The Pending Home Sales Index will be released during the first week of each month and will be an accurate predictor for the existing-home sales figures reported for that month, said David Lereah, NAR’s chief economist. The vast majority of pending sales translate into closed sales within one or two months.

“This new index is based on signed real estate contracts, which are pending on transaction closings before they can be counted as sales,” Lereah said. “Modeling for the new index has examined the monthly relationship between existing-home sale contracts and transaction closings over the last three years. The Pending Home Sales Index will provide a more current read of the housing market than any indicator currently available.”

The index will be launched March 7, 2005. Initially, the index will report a projection for national existing-home sales, but regional projections should become available later.

The idea for creating the Pending Home Sales Index first came about more than two years ago in a meeting between NAR and the U.S. Federal Reserve Board. Discussions focused on approaches to get a more current read on actual housing activity, according to NAR.

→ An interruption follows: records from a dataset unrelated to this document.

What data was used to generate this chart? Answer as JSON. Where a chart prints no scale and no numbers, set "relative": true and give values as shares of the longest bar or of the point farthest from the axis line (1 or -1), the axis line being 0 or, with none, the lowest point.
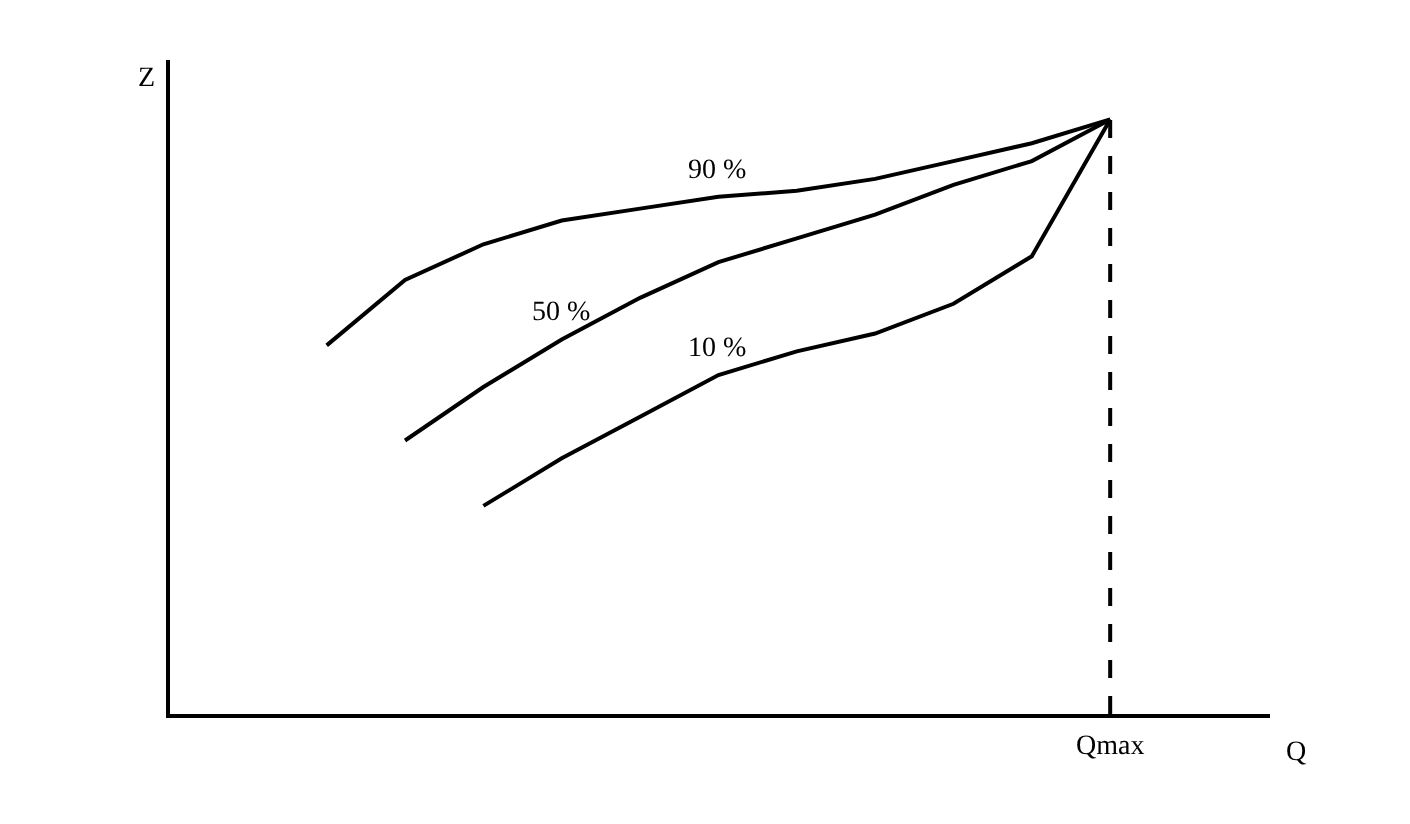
{
  "chart_data": {
    "type": "line",
    "relative": true,
    "xlabel": "Q",
    "ylabel": "Z",
    "grid": false,
    "legend": false,
    "marker": "none",
    "line_style": "solid",
    "categories": [
      null,
      null,
      null,
      null,
      null,
      null,
      null,
      null,
      null,
      null,
      null,
      null,
      null
    ],
    "annotations": [
      "Qmax"
    ],
    "series": [
      {
        "name": "90 %",
        "color": "#000000",
        "values": [
          null,
          null,
          0.62,
          0.73,
          0.79,
          0.83,
          0.85,
          0.87,
          0.88,
          0.9,
          0.93,
          0.96,
          1
        ]
      },
      {
        "name": "50 %",
        "color": "#000000",
        "values": [
          null,
          null,
          null,
          0.46,
          0.55,
          0.63,
          0.7,
          0.76,
          0.8,
          0.84,
          0.89,
          0.93,
          1
        ]
      },
      {
        "name": "10 %",
        "color": "#000000",
        "values": [
          null,
          null,
          null,
          null,
          0.35,
          0.43,
          0.5,
          0.57,
          0.61,
          0.64,
          0.69,
          0.77,
          1
        ]
      }
    ]
  }
}
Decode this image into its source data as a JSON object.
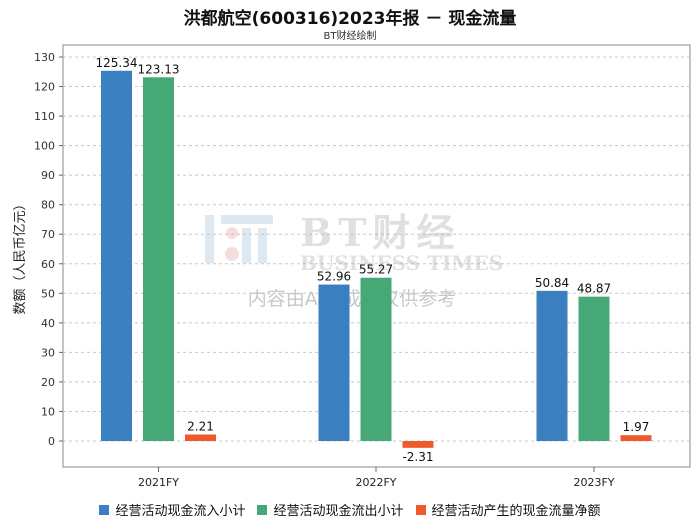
{
  "chart_data": {
    "type": "bar",
    "title": "洪都航空(600316)2023年报 － 现金流量",
    "subtitle": "BT财经绘制",
    "ylabel": "数额（人民币亿元）",
    "xlabel": "",
    "categories": [
      "2021FY",
      "2022FY",
      "2023FY"
    ],
    "series": [
      {
        "name": "经营活动现金流入小计",
        "color": "#3a7fc0",
        "values": [
          125.34,
          52.96,
          50.84
        ],
        "labels": [
          "125.34",
          "52.96",
          "50.84"
        ]
      },
      {
        "name": "经营活动现金流出小计",
        "color": "#45a876",
        "values": [
          123.13,
          55.27,
          48.87
        ],
        "labels": [
          "123.13",
          "55.27",
          "48.87"
        ]
      },
      {
        "name": "经营活动产生的现金流量净额",
        "color": "#ee5a2c",
        "values": [
          2.21,
          -2.31,
          1.97
        ],
        "labels": [
          "2.21",
          "-2.31",
          "1.97"
        ]
      }
    ],
    "ylim": [
      -10,
      130
    ],
    "yticks": [
      0,
      10,
      20,
      30,
      40,
      50,
      60,
      70,
      80,
      90,
      100,
      110,
      120,
      130
    ],
    "grid": true,
    "legend_position": "bottom"
  },
  "watermark": {
    "brand": "BT财经",
    "brand_en": "BUSINESS TIMES",
    "note": "内容由AI生成，仅供参考"
  }
}
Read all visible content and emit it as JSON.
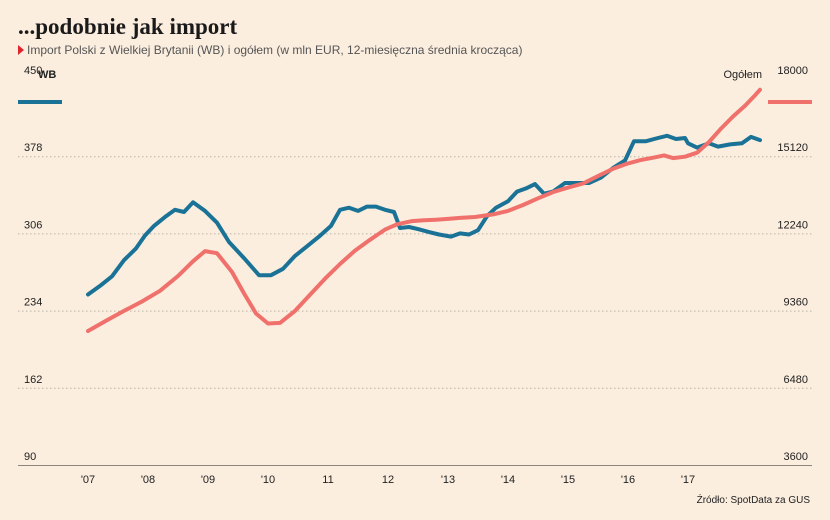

Existing-home sales account for 85 percent of total residential transactions and are reported around the 25th of each month. EHS is a lagging indicator because it reports transactions that are closed in the prior month. EHS focuses on the seasonally adjusted number of sales, median home prices and housing inventory levels.

There are few housing indicators that are thought to be leading indicators. New-home sales, generally reported shortly after the EHS release, are considered a leading indicator because they are based on contracts signed in the prior month. Mortgage applications are a gauge of future activity, and building permits indicate the level of optimism by home builders. But the statistical relationship between these indicators and existing-home sales is less than satisfying, according to NAR.

“Since the Pending Home Sales Index will be based on a large national sample, about 20 percent, it will be a good predictor for the existing-home sales report that will follow more than a month later,” Lereah said.

The PHSI will be expressed as an index reading, percentage change and projected seasonally-adjusted sales rate.